Jonathan Reisman — an active member of Maine's Republican party — resigned his membership in the Associated Faculties of the University of Maine because he says the union actively supported causes and candidates with which he disagrees.
Reisman is represented in his suit by Robert Alt, who argued that the union's representation violates Reisman's first amendment rights because it associates him with that political activity and because, after resigning, Reisman had no right to file a grievance without going through the union.
“The union, as a matter of state law, speaks for him,” Alt says. “He has no right to speak on his behalf, he has to speak through the union on all questions of collective bargaining and grievances.”
Alt is President and CEO of the Ohio-based Buckeye Institute, a think tank that says it is committed to "individual liberty, free enterprise, personal responsibility, and limited government."
Reisman's case is part of a larger campaign by the organization to limit public employee unions. Alt says he plans to appeal the decision to the U.S. Supreme Court.
“We've been looking to ultimately get relief for our clients and, ultimately, it's going to take the Supreme Court answering this question so there's clarity on the law throughout the country,” he says.
In its decision, the Boston appeals court said the union isn't designated as Reisman's sole representative, as he contends, and, in fact, the law specifically says that an employee can present grievances to the university system without getting permission from the union.

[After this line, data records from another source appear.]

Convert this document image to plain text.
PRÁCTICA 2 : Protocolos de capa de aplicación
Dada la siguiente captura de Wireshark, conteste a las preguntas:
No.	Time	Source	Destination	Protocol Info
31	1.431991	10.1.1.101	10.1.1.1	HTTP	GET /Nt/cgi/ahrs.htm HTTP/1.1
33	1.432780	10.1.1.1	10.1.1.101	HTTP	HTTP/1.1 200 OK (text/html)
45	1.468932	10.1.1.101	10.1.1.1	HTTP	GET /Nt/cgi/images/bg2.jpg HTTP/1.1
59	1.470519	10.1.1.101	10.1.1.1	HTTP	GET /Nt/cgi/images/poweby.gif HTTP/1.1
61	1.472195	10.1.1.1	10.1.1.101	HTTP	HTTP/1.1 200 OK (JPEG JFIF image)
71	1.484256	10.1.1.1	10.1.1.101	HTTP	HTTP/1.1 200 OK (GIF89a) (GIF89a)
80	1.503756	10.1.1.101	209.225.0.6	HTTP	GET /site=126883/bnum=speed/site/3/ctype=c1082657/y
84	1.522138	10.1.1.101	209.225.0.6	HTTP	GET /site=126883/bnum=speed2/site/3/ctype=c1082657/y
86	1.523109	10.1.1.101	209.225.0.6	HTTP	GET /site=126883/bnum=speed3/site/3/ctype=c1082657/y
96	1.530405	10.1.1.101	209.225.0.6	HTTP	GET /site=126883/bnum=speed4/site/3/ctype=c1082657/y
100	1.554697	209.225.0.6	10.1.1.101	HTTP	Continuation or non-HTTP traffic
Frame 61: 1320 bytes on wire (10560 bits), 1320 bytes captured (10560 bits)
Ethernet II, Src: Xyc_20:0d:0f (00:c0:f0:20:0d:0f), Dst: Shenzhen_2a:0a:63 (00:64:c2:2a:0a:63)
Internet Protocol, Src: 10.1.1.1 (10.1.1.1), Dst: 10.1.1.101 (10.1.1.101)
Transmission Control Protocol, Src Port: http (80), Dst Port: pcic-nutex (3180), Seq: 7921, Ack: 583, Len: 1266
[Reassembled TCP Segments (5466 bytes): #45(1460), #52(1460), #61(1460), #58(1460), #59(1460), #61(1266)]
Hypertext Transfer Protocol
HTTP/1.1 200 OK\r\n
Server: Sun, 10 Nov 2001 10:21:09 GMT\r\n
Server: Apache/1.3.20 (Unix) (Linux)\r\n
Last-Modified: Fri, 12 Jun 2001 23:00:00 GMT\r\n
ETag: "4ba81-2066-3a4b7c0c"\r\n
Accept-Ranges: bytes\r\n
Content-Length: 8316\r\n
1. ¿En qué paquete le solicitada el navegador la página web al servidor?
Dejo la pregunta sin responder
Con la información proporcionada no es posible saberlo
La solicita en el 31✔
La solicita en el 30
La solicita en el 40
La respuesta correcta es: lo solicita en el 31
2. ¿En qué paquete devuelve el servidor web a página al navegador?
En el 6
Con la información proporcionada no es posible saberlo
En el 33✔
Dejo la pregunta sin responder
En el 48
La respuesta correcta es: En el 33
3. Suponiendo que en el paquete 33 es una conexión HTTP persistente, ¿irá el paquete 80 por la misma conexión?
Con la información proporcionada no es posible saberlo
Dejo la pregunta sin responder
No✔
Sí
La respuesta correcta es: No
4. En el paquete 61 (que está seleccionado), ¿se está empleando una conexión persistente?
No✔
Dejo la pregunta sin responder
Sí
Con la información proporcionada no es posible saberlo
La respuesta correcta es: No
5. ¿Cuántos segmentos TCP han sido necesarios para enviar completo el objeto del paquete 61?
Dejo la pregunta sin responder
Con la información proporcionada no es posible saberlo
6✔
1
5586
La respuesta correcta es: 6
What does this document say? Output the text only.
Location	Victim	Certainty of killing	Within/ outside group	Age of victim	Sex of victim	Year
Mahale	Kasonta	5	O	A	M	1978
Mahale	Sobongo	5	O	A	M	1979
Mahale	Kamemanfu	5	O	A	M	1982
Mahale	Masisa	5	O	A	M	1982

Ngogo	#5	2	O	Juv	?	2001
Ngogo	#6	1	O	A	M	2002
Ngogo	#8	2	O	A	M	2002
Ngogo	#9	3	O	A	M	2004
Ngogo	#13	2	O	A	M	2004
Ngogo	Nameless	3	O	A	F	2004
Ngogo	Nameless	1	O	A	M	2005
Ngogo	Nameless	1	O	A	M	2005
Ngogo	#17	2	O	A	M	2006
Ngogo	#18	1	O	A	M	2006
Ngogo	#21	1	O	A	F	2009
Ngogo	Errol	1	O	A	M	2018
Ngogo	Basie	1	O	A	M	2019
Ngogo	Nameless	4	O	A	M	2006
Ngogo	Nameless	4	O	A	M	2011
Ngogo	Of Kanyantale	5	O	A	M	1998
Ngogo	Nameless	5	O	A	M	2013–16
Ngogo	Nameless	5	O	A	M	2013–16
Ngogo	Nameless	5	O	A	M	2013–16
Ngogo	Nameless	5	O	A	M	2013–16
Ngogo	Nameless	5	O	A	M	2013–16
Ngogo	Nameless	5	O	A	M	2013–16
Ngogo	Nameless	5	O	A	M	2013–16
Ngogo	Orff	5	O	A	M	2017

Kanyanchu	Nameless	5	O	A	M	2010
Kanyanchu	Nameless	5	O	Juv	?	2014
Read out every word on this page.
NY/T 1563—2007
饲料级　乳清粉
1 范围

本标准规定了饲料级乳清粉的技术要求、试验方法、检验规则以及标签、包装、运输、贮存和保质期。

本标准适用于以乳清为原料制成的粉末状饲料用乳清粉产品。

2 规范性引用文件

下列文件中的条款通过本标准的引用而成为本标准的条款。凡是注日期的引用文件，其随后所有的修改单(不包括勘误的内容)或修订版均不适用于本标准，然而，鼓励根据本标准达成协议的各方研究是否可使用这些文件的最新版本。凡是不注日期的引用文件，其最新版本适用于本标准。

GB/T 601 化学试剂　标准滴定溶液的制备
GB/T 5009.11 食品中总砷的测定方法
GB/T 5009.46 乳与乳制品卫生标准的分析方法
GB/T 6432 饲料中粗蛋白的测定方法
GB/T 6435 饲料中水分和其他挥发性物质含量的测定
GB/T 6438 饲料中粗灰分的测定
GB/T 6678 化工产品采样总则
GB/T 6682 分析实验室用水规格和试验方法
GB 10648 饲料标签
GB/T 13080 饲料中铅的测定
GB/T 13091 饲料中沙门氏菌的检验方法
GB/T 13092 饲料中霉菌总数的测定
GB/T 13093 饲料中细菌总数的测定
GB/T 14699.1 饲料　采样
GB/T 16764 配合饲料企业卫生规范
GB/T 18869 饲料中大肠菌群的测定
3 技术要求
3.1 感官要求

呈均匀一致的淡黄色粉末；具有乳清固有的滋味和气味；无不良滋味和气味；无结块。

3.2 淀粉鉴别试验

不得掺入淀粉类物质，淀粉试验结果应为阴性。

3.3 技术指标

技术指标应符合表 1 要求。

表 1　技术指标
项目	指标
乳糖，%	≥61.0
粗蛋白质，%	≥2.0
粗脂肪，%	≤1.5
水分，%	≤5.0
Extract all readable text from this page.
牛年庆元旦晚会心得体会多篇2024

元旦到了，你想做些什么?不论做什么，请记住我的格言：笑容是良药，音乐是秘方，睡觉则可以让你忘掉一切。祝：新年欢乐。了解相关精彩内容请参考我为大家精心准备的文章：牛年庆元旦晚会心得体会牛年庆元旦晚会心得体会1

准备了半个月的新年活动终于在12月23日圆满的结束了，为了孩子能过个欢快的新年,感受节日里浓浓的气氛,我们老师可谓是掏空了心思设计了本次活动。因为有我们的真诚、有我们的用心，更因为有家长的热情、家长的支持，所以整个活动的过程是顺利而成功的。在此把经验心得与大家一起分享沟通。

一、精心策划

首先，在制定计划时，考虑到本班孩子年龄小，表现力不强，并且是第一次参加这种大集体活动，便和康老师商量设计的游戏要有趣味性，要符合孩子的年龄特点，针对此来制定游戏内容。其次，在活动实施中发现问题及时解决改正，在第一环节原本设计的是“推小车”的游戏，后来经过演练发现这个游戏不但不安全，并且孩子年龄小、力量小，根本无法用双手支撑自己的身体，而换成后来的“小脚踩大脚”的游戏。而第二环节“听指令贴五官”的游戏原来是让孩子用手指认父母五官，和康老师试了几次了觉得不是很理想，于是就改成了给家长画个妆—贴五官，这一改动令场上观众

In a statement, UMaine Director of Public Affairs Dan Demeritt says, "To ensure public accountability to Maine taxpayers, the University System's most important stake in this litigation was to ensure that it follows Maine law. In upholding Judge Levy's decision to dismiss Professor Reisman's complaint against UMS and its codefendants the U.S. First Circuit Court of Appeals affirms that UMS has done so in managing its relationship with its faculty union."
AFUM President Jim McClymer also issued a statement via email.
"This lawsuit is part of a well-funded plan to reduce people’s rights in the work place, to cripple the ability of people to come together for their collective good. It is an absurdity to claim any union restricts First Amendment rights," he says. "Part of the propaganda purpose of the lawsuit is to continue the lie that member’s dues are used to support political campaigns. Dues do not, have not, and cannot support candidates."